Actions to redistribute income would have the greatest effect on health inequalities at population level

Louise Prime

Wednesday, 24 April 2019

More action is required to undo the fundamental causes of health inequalities in Scotland – arising from the unfair and unequal distribution of income, wealth and power – as this is the type of action with the greatest potential population impact, according to a new report from NHS Scotland. The report’s authors said this morning that the health inequalities that persist in Scotland are “unjust but not inevitable”, and argued that it is crucial for policy makers to know where to focus energy and resources to reduce inequalities and improve health.

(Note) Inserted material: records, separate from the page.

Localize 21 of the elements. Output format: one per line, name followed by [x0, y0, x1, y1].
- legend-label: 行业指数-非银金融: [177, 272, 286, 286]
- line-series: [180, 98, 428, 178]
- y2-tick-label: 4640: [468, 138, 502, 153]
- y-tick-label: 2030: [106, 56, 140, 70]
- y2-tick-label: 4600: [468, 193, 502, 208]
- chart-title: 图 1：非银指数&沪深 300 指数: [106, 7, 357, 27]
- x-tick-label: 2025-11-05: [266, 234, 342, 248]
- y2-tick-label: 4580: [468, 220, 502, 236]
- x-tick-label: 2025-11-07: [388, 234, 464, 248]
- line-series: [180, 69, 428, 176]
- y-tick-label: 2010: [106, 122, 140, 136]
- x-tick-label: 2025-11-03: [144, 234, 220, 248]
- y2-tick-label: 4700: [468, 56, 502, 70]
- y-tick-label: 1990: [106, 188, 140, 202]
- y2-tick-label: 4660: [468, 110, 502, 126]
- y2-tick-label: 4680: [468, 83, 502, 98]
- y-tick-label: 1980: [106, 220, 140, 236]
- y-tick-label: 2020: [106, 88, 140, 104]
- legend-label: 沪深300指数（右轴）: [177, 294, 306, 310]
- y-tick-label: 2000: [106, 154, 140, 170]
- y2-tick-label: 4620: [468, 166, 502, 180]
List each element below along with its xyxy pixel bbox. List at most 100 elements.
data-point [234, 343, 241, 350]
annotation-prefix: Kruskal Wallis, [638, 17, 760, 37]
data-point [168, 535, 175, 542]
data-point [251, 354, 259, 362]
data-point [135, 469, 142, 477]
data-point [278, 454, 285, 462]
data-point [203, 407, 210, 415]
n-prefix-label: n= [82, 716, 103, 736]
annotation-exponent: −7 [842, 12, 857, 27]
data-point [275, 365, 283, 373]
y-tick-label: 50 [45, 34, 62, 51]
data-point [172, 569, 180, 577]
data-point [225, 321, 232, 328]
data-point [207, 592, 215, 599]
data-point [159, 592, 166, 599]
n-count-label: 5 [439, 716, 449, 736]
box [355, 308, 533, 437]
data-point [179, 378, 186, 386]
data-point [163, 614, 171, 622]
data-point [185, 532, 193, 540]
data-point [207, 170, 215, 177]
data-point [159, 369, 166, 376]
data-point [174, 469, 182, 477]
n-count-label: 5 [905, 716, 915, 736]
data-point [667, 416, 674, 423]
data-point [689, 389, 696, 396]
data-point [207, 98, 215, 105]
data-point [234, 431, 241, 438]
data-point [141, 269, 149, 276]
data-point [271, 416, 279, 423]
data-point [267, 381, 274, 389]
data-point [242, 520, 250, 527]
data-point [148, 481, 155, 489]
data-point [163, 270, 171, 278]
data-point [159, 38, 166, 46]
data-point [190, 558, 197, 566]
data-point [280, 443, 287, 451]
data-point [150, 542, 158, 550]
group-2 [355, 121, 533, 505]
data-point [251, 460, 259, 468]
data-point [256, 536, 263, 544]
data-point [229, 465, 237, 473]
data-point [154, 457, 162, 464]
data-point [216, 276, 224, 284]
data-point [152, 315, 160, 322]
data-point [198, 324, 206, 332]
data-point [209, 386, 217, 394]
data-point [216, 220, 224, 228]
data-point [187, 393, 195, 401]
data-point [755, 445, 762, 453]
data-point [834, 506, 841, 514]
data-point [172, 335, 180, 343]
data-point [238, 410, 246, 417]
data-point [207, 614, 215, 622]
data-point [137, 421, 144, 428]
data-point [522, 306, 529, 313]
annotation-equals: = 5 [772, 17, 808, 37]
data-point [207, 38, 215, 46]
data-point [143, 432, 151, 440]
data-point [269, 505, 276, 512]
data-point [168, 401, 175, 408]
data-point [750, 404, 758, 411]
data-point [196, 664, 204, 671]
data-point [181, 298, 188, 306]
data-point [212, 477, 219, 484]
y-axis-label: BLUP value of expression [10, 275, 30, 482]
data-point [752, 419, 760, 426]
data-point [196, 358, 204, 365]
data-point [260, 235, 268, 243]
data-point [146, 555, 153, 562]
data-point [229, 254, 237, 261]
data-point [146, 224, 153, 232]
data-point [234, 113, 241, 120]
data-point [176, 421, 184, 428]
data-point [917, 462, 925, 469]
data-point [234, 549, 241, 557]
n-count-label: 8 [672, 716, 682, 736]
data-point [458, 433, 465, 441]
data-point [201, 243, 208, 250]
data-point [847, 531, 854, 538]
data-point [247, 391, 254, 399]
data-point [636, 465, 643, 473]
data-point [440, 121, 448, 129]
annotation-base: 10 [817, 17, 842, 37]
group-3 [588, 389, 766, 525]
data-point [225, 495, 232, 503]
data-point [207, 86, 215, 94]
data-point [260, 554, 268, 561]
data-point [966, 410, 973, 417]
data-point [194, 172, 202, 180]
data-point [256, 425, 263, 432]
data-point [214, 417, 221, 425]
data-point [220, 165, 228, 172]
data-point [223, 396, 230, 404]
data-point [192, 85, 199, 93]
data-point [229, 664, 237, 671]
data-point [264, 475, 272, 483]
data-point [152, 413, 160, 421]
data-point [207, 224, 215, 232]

They reported in Informing Interventions to reduce health Inequalities (Triple I) that health inequalities – the “unjust and avoidable differences in people’s health across the population and between specific population groups” – represent thousands of premature deaths and preventable hospitalisations every year. They explained that tackling health inequalities requires a range of actions to:

  • “undo” their fundamental causes, which arise from the unfair and unequal distribution of income, wealth and power;
  • “prevent” wider environmental influences (for example, housing, work, education, services) from reinforcing or widening health inequalities;
  • “mitigate” the negative impact of things that harm individuals’ health and reinforce health inequalities.

However, their modelling suggested that these three types of action have different impacts at individual and population level. They said interventions that aim to “undo” the fundamental causes of health, such as actions to redistribute income, have the greatest potential to achieve the win–win situation of improved health and reduced health inequalities for the people of Scotland.

They found that actions to “prevent” other factors from widening or reinforcing health inequalities (for example, increased tobacco taxation, improving the physical environment, increasing access to jobs, or increasing the uptake of benefits to which people are already entitled) are also important for creating healthy environments for people to live and work in – but could have a limited population impact, unless they are targeted carefully. These types of interventions had a smaller potential population impact than the “undo” interventions but “still achieved that win–win situation”, they said.


However, they pointed out that although actions to “mitigate” the effects of health inequalities (for example, support for people who smoke, drink alcohol at a level which is likely to cause them harm, or are physically inactive) have the potential to improve health on an individual level they are limited in their reach and can widen health inequalities at a population level. The report’s authors noted: “A win–win situation can be achieved for most of these types of interventions by targeting more resources to those in greater need.”

Lead author Andrew Pulford, public health intelligence adviser at NHS Health Scotland, commented: “Health inequalities persist in Scotland, they are unjust but they are not inevitable. Their causes are complex – but we have a good understanding of the range of actions required to reduce them and improve health.  For policy makers, knowing where to focus energy and resources to do this is crucial.

“Our report shows the potential of the tool to help find the right solution, in the right context. By comparing a whole host of interventions, we show the breadth of actions that can effect the change we need, and the potential scale of their impact on the health of Scotland’s people.”